Büroskop

NZZ Kolumne Büroskop | Le collaborateur oublié

Tout commence avec une rencontre à la cafétéria. L’employé d’un groupe agroalimentaire rencontre un collègue d’un autre service qu’il n’a pas vu depuis longtemps devant le distributeur de café. Le collègue lui demande comment avance le projet «Z». Le collaborateur n’a encore jamais entendu parler de ce projet et se renseigne pour savoir de quoi il s’agit. Le collègue est troublé et change rapidement de sujet. 
Deux jours plus tard, l’employé entend de nouveau parler du projet «Z». Deux collaborateurs qu’il ne connaît pas personnellement en parlent lorsqu’il passe devant eux dans le couloir. De retour à son poste de travail, il commence à lire ses e-mails. Perdu dans ses pensées, il est sur le point de mettre un message dans la corbeille à papier, car il semble contenir d’innombrables communications qui ne le concernent pas. Mais tout à coup, il retient son souffle. Il lit la partie de texte plus précisément, survole l’ensemble du message et se penche finalement plus en détail sur les lignes concernant le projet «Z». Il n’en croit pas ses yeux. Il y est mentionné accessoirement comme interlocuteur en cas de questions. 
Alarmé, le collaborateur se presse dans le bureau de son supérieur hiérarchique et se renseigne à propos du projet «Z». Son chef le regarde, étonné, et lui demande si le collègue Meier ne l’a pas informé. L’employé secoue la tête avec véhémence, incapable de répondre à cette question. Le supérieur hiérarchique semble avoir quelque chose de plus important à faire, car il fixe son smartphone et murmure: «Excuse-moi, s’il te plaît», et s’empresse de quitter le bureau. En passant, il dit au collègue qu’il doit contacter le collègue Meier le plus rapidement possible dans cette affaire. 
En s’adressant à son collègue Meier, l’employé s’attend au pire. Le collègue tombe des nues, car il avait supposé que le supérieur hiérarchique s’était chargé d’informer l’employé. «À quel propos?», demande ce dernier. «Nous avons décidé de te confier la direction de l’important projet ‹Z›», déclare soudain M. Meier d’une voix solennelle. Il s’agit d’une tâche passionnante, d’un véritable «catalyseur de carrière» pour ainsi dire. M. Meier explique à l’employé les nombreux objectifs ambitieux du projet «Z» et parle d’un calendrier serré. Bien entendu, de nombreux points et détails doivent encore être éclaircis. 
Stupéfait, le collaborateur regarde son collègue et quitte son bureau en déclarant qu’il va commencer par en rediscuter avec son chef. «Manifestement, il s’agit d’un malentendu», constate le supérieur hiérarchique.
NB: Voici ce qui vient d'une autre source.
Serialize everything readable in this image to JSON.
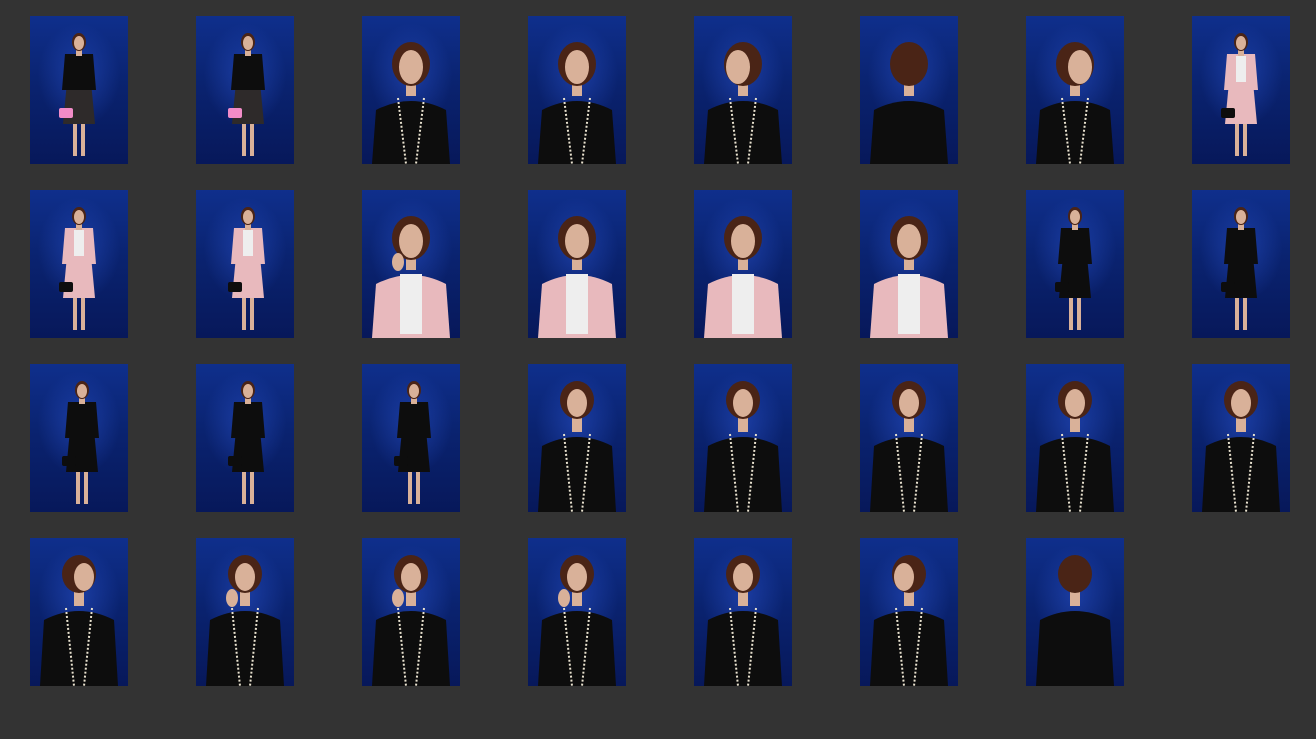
{
  "gallery": {
    "colors": {
      "background": "#333333",
      "backdrop": "#0a2370",
      "skin": "#d9b199",
      "hair": "#4a2416",
      "black_outfit": "#0d0d0d",
      "pink_jacket": "#e8b9bd",
      "white_top": "#eeeeee",
      "pink_bag": "#f28cc8",
      "floral_dress": "#2e2a2a",
      "pearl_trim": "#e9e2cf"
    },
    "rows": [
      [
        {
          "pose": "full-body",
          "outfit": "floral-dress-pink-bag"
        },
        {
          "pose": "full-body-turn",
          "outfit": "floral-dress-pink-bag"
        },
        {
          "pose": "half-body",
          "outfit": "black-cardigan-floral"
        },
        {
          "pose": "three-quarter-left",
          "outfit": "black-cardigan"
        },
        {
          "pose": "profile-right",
          "outfit": "black-cardigan"
        },
        {
          "pose": "back-of-head",
          "outfit": "black-cardigan"
        },
        {
          "pose": "profile-left",
          "outfit": "black-cardigan"
        },
        {
          "pose": "full-body",
          "outfit": "pink-jacket-skirt"
        }
      ],
      [
        {
          "pose": "full-body",
          "outfit": "pink-jacket-skirt"
        },
        {
          "pose": "full-body-turn",
          "outfit": "pink-jacket-skirt"
        },
        {
          "pose": "close-hand-face",
          "outfit": "pink-jacket-white-top"
        },
        {
          "pose": "half-body-turn",
          "outfit": "pink-jacket-white-top"
        },
        {
          "pose": "half-body-side",
          "outfit": "pink-jacket-white-top"
        },
        {
          "pose": "half-body-side",
          "outfit": "pink-jacket-white-top"
        },
        {
          "pose": "full-body",
          "outfit": "black-dress"
        },
        {
          "pose": "full-body",
          "outfit": "black-dress"
        }
      ],
      [
        {
          "pose": "full-body-side",
          "outfit": "black-dress"
        },
        {
          "pose": "full-body-side",
          "outfit": "black-dress"
        },
        {
          "pose": "full-body-back-turn",
          "outfit": "black-dress"
        },
        {
          "pose": "bust-turn",
          "outfit": "black-cardigan"
        },
        {
          "pose": "bust",
          "outfit": "black-cardigan"
        },
        {
          "pose": "bust",
          "outfit": "black-cardigan"
        },
        {
          "pose": "bust",
          "outfit": "black-cardigan"
        },
        {
          "pose": "bust-turn",
          "outfit": "black-cardigan"
        }
      ],
      [
        {
          "pose": "bust-profile-left",
          "outfit": "black-cardigan"
        },
        {
          "pose": "bust-hand-face",
          "outfit": "black-cardigan"
        },
        {
          "pose": "bust-hand-face",
          "outfit": "black-cardigan"
        },
        {
          "pose": "bust-hand-face",
          "outfit": "black-cardigan"
        },
        {
          "pose": "bust-front",
          "outfit": "black-cardigan"
        },
        {
          "pose": "bust-profile-right",
          "outfit": "black-cardigan"
        },
        {
          "pose": "bust-profile-left-back",
          "outfit": "black-cardigan"
        }
      ]
    ]
  }
}
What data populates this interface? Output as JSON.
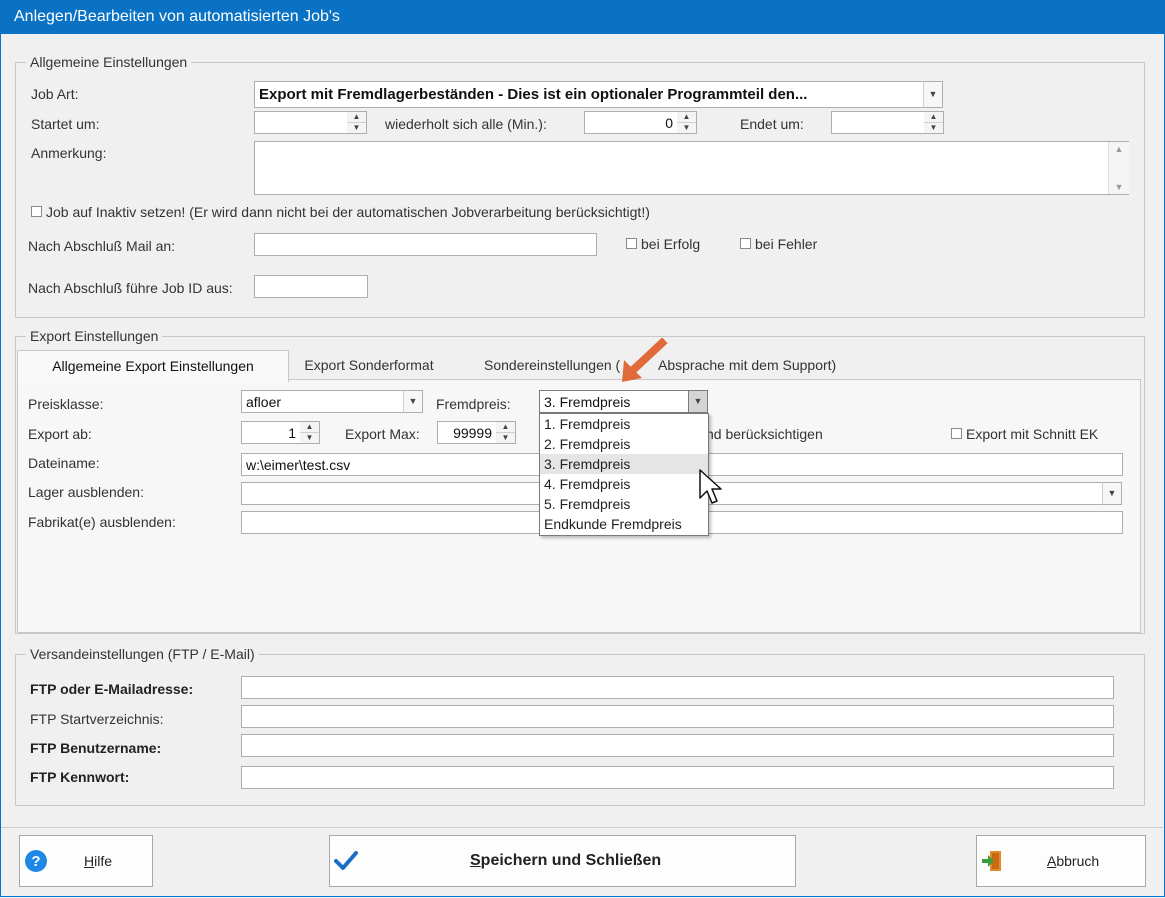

À présent que les choses sont clarifiées, il faut aller de l’avant. Le projet a priorité absolue. Tout a été clarifié depuis longtemps avec les personnes importantes.» «Avec les personnes importantes», répète l’employé d’une voix sourde. 
Il explique ensuite à son chef qu’il ne pourra pas assumer la direction du projet pour des raisons de temps, car il vient juste d’en être informé. 
Sa réaction irrite son chef. Il s’agit surtout de savoir fixer les bonnes priorités. Le collègue Meier ayant manifestement oublié de l’informer des principaux points, il se fera un plaisir de lui transmettre tous les documents et e-mails relatifs au projet: «Le mieux est que vous vous mettiez tout de suite au travail, il y a beaucoup de retard à rattraper!» Au plus tard lors de la prochaine réunion dans deux semaines, l’employé doit présenter le concept final. Il retourne dans son bureau sans dire un mot et compose sans hésiter le numéro du chasseur de têtes. Après une brève sonnerie, il raccroche et se met au travail.